Can you tell me some varieties of corn that do well here? I would like to do an early and a midseason variety. Which ones do you like the best?

 

I consulted Growing Vegetables West of the Cascades by Steve Solomon, and he says the thing to look for is the number of heat units (HU) required for the corn to reach maturity. Early corn needs about 1,300 HU, later types need over 2,200. We need to choose varieties on the lower end of the HU scale. (Seed catalogs for commercial growers typically have this information, while retail catalogs may not. If you look at a Northwest catalog, such as Territorial Seeds in Oregon, the maturity dates will be closer to our own.)

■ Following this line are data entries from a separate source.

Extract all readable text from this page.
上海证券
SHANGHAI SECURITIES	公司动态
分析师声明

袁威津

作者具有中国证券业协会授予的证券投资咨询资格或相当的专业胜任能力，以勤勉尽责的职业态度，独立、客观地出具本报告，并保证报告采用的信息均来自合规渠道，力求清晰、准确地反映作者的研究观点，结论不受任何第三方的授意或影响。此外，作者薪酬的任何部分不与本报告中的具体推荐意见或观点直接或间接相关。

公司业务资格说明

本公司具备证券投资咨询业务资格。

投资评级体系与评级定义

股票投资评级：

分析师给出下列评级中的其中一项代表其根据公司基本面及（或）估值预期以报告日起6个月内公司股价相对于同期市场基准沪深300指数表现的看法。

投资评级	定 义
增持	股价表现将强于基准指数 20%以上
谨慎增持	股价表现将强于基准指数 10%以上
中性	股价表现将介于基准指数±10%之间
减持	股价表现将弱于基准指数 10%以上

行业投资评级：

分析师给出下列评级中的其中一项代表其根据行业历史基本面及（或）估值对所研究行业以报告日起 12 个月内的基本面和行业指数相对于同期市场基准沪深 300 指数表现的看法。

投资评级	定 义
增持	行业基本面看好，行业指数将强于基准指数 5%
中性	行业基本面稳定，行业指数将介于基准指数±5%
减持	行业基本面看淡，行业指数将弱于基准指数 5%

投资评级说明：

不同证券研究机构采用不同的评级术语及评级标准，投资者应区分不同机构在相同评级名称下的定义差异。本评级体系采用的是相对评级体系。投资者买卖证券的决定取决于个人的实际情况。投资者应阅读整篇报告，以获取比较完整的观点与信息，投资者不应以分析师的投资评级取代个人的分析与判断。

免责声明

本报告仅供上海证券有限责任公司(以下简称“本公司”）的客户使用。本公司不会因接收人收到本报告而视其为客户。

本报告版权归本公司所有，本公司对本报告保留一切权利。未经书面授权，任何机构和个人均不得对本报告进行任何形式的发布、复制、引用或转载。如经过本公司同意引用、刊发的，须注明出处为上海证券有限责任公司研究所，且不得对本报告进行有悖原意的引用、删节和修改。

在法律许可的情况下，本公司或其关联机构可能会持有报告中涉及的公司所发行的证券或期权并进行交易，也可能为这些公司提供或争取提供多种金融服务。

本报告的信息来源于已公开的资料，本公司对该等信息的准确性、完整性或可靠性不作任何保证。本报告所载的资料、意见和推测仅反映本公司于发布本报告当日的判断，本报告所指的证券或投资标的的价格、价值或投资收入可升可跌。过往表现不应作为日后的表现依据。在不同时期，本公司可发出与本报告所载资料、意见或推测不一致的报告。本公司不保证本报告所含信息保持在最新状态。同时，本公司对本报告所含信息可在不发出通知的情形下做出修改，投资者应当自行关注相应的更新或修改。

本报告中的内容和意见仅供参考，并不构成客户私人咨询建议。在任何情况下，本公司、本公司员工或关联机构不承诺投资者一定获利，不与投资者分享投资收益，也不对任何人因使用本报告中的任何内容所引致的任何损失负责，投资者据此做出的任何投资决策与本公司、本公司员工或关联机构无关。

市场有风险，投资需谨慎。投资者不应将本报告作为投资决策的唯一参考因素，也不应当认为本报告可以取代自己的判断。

Solomon lists ‘Earlivee’ as an early sweet corn variety. In general, he seems to prefer hybrid varieties to open-pollinated, because they may have low yields and less than optimum eating quality, although ‘Hooker’s Sweet Indian’ is one that Territorial carries and which he thinks is worthwhile. He recommends ‘Jubilee’ as a main season hybrid choice, but says, “It will just barely mature in warmer microclimates around Puget Sound.” He recommends choosing small-eared and richly flavored varieties like ‘Seneca,’ and his final word is that he would grow early corn as the main crop in our area.

The New Twelve Month Gardener: A West Coast Guide has a longer list of recommended varieties, but less detail about their particular requirements and merits: ‘Golden Jubilee,’ ‘Seneca Horizon,’ ‘Sugar Dots,’ ‘Bodacious,’ ‘Chief Ouray,’ ‘Miracle,’ ‘Sugar Buns,’ ‘Jubilee Super Sweet,’ ‘Seneca Appaloosa,’ and ‘Golden Bantam.’